Patent Law Is Stacked Against You
Typically it's less expensive and less time-consuming to settle in a patent case than it is to fight it. Part of the reason, and what's up for review before SCOTUS in Octane Fitness v. Icon Health & Fitness, is that patent law was originally written to protect the patent holder, making it easier for the patent holder to prevail in court. In order for the patent infringer to win, the defendant must prove exceptional circumstances, namely that the patentee acted in bad faith and made baseless claims, which is hard to do. While the patent holder can be awarded "treble damages," or three times the damage claimed, the most the infringer can ever collect is attorney fees.
"It is not very easy for parties to recoup the cost of litigation in patent cases," says Brad Caldwell, a principal at Caldwell, Cassady & Curry, a law firm in Dallas. Due to the intellectual-property expertise judges have acquired in the eastern part of that state, many of the court cases originate there.
There were 3,400 legal defenses mounted by small businesses in 2011 for patent cases, a 32% increase over the prior year, according to research paper from 2012 by Boston University law professors James Bessen and Michael J. Meurer. That cost to small companies was about $11 billion in 2011, also a 32% increase over the prior year.
Worse still, the total median awards to trolls is now nearly twice as high as those to legitimate patent holders, whose median reward fell about 30% to $4 billion, according to a 2013 report by PriceWaterhouseCoopers.
Some companies have tried, with varying degrees of success, to invalidate the patent being used to collect settlement money.

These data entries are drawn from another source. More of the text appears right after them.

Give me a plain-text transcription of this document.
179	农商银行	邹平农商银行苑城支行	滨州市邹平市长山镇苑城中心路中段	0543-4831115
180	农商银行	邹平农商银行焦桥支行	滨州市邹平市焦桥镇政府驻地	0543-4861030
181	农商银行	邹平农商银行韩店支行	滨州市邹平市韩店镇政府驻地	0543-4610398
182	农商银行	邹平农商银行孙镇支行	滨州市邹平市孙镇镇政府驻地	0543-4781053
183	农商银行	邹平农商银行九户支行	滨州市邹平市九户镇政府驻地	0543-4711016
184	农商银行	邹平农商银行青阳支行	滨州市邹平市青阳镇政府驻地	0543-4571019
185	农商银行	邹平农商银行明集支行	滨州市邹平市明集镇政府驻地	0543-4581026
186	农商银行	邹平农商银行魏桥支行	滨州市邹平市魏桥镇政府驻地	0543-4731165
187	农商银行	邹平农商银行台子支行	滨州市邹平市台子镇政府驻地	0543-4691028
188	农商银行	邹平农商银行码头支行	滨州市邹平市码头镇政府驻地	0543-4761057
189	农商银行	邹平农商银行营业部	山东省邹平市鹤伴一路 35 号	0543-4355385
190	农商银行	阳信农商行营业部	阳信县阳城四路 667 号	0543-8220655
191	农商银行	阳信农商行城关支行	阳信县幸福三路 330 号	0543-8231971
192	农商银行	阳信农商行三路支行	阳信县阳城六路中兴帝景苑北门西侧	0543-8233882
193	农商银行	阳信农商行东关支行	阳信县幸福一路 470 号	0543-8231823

Others, like FindThe Best, founded by Kevin O'Connor four years ago, are fighting their cases by filing racketeering charges. (O'Connor, a co-founder of advertising platform DoubleClick, sold that company to Google for $3 billion in 2007, so he has the money to fight in court.)
Earlier this year, FindTheBest, a comparison engine that helps consumers find things such as the best deals on hotels or great recipes for particular food allergies, found itself served with a cease-and-desist letter for the technology it uses to create matches on searches.

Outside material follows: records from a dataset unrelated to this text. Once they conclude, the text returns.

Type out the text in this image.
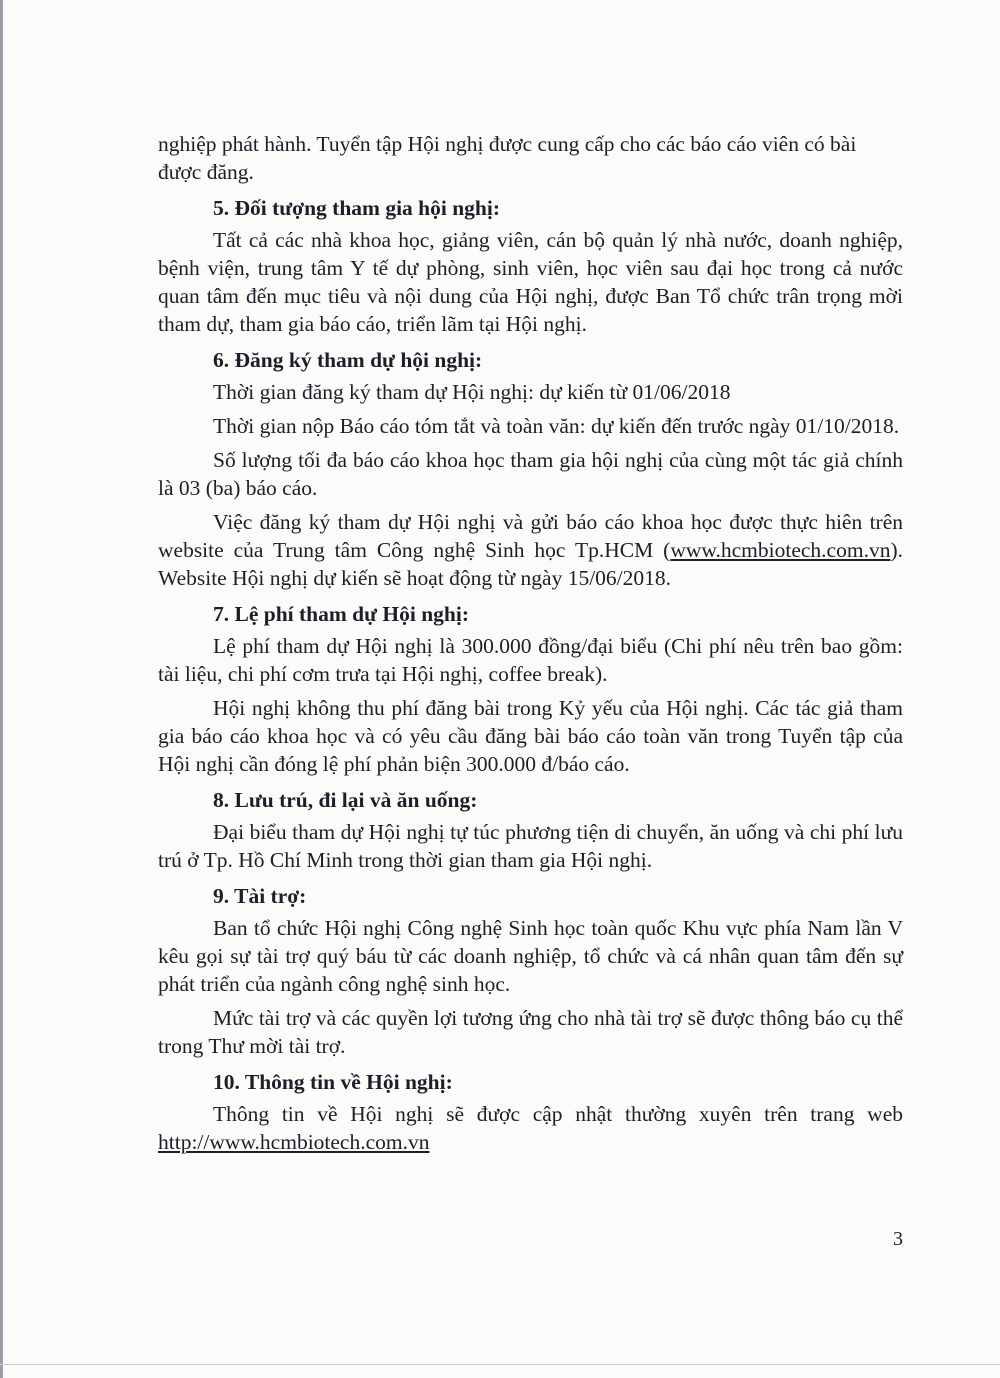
nghiệp phát hành. Tuyển tập Hội nghị được cung cấp cho các báo cáo viên có bài
được đăng.

5. Đối tượng tham gia hội nghị:

Tất cả các nhà khoa học, giảng viên, cán bộ quản lý nhà nước, doanh nghiệp, bệnh viện, trung tâm Y tế dự phòng, sinh viên, học viên sau đại học trong cả nước quan tâm đến mục tiêu và nội dung của Hội nghị, được Ban Tổ chức trân trọng mời tham dự, tham gia báo cáo, triển lãm tại Hội nghị.

6. Đăng ký tham dự hội nghị:

Thời gian đăng ký tham dự Hội nghị: dự kiến từ 01/06/2018

Thời gian nộp Báo cáo tóm tắt và toàn văn: dự kiến đến trước ngày 01/10/2018.

Số lượng tối đa báo cáo khoa học tham gia hội nghị của cùng một tác giả chính là 03 (ba) báo cáo.

Việc đăng ký tham dự Hội nghị và gửi báo cáo khoa học được thực hiên trên website của Trung tâm Công nghệ Sinh học Tp.HCM (www.hcmbiotech.com.vn). Website Hội nghị dự kiến sẽ hoạt động từ ngày 15/06/2018.

7. Lệ phí tham dự Hội nghị:

Lệ phí tham dự Hội nghị là 300.000 đồng/đại biểu (Chi phí nêu trên bao gồm: tài liệu, chi phí cơm trưa tại Hội nghị, coffee break).

Hội nghị không thu phí đăng bài trong Kỷ yếu của Hội nghị. Các tác giả tham gia báo cáo khoa học và có yêu cầu đăng bài báo cáo toàn văn trong Tuyển tập của Hội nghị cần đóng lệ phí phản biện 300.000 đ/báo cáo.

8. Lưu trú, đi lại và ăn uống:

Đại biểu tham dự Hội nghị tự túc phương tiện di chuyển, ăn uống và chi phí lưu trú ở Tp. Hồ Chí Minh trong thời gian tham gia Hội nghị.

9. Tài trợ:

Ban tổ chức Hội nghị Công nghệ Sinh học toàn quốc Khu vực phía Nam lần V kêu gọi sự tài trợ quý báu từ các doanh nghiệp, tổ chức và cá nhân quan tâm đến sự phát triển của ngành công nghệ sinh học.

Mức tài trợ và các quyền lợi tương ứng cho nhà tài trợ sẽ được thông báo cụ thể trong Thư mời tài trợ.

10. Thông tin về Hội nghị:

Thông tin về Hội nghị sẽ được cập nhật thường xuyên trên trang web

http://www.hcmbiotech.com.vn

3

Rather than settling, O'Connor and his current business partners have filed a federal Racketeering Influencing and Corrupt Organizations (RICO) against the NPE Lumen View Technology, essentially charging it with extortion and corrupt practices.
So far, FindTheBest has spent over $100,000 on its legal bills.
"Companies like ours don’t infringe on patents, that never should have been the issue, and now we have to spend huge amounts of money to defend ourselves," O'Connor says.
Generally speaking, lawyers say you should try fighting back now, or at least find a way to delay settling until the summer, when a favorable court decision, as well as pending legislation before Congress that would make trolls responsible for court costs, could work in your favor.
A Chilling Environment
Until the Supreme Court rules, however, the situation will continue to create a chilling environment for business owners.
Several years ago, Jordan Fantaay, founder and CEO of email productivity startup Fantoo, ran a business that created hardware for sports and fitness entertainment systems. It received a cease-and-desist letter from an NPE claiming infringement. Rather than settle, Fantaay decided to alter his system's hardware, which cost him more than six months of product-development time.
Now, Fantay, who operates Fantoo in England and the U.S., does careful due diligence around every piece of software the company uses, and he is constantly aware of his competitors and what technology they use
"It is frustrating, and it is such a waste of time that [trolls] are doing this, someone needs to legislate and bring things up to speed so this does not affect innovation," Fantaay says.